O'Charley's once tried to make all of its waiters semi-sommeliers
In an effort to make O'Charley's known for its wine pairings just as much as the rest of its menu, the chain rolled out an app that put a little bit of sommelier knowledge in every waiter's hand in 2004. The Wine Finder was a piece of cardboard that matched entrees and appetizers with a wine recommendation based on brand and tasting notes.
"The whole purpose behind this was to be more education-oriented," Colleen Brennan, beverage manager at O'Charley's at the time, told Restaurant Business. "With the thought, of course, that if your servers are more educated and armed with some more tools, then the sales will follow."
At the time, wine was only 1 percent of alcohol sales, which needed a boost. It wasn't the only time leadership looked to innovate the bar side of the business, either.

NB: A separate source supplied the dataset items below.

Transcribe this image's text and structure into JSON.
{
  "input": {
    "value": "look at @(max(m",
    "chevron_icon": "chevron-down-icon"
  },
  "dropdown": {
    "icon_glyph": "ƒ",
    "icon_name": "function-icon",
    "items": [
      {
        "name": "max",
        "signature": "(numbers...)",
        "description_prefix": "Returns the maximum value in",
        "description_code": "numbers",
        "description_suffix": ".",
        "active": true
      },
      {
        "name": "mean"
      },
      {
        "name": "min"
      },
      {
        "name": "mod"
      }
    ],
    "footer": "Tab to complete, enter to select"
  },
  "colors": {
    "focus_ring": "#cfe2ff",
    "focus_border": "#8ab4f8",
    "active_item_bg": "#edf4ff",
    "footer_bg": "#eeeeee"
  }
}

In 2018, O'Charley's created a bartender certification program and a cocktail competition to increase what their bartenders could do.
Craig Barber, the president of O'Charley's and CEO of American Blue Ribbon Holdings, told Cheers at the time that "liquor, beer, and wine for us has not been as prominent as it should be" after alcohol sales dropped from 9.5 percent of sales in 2000 to 7.5 percent in 2017.
From wine to beer to cocktails, O'Charley's has tried hard over the years to put the "bar" back in O'Charley's Restaurant & Bar.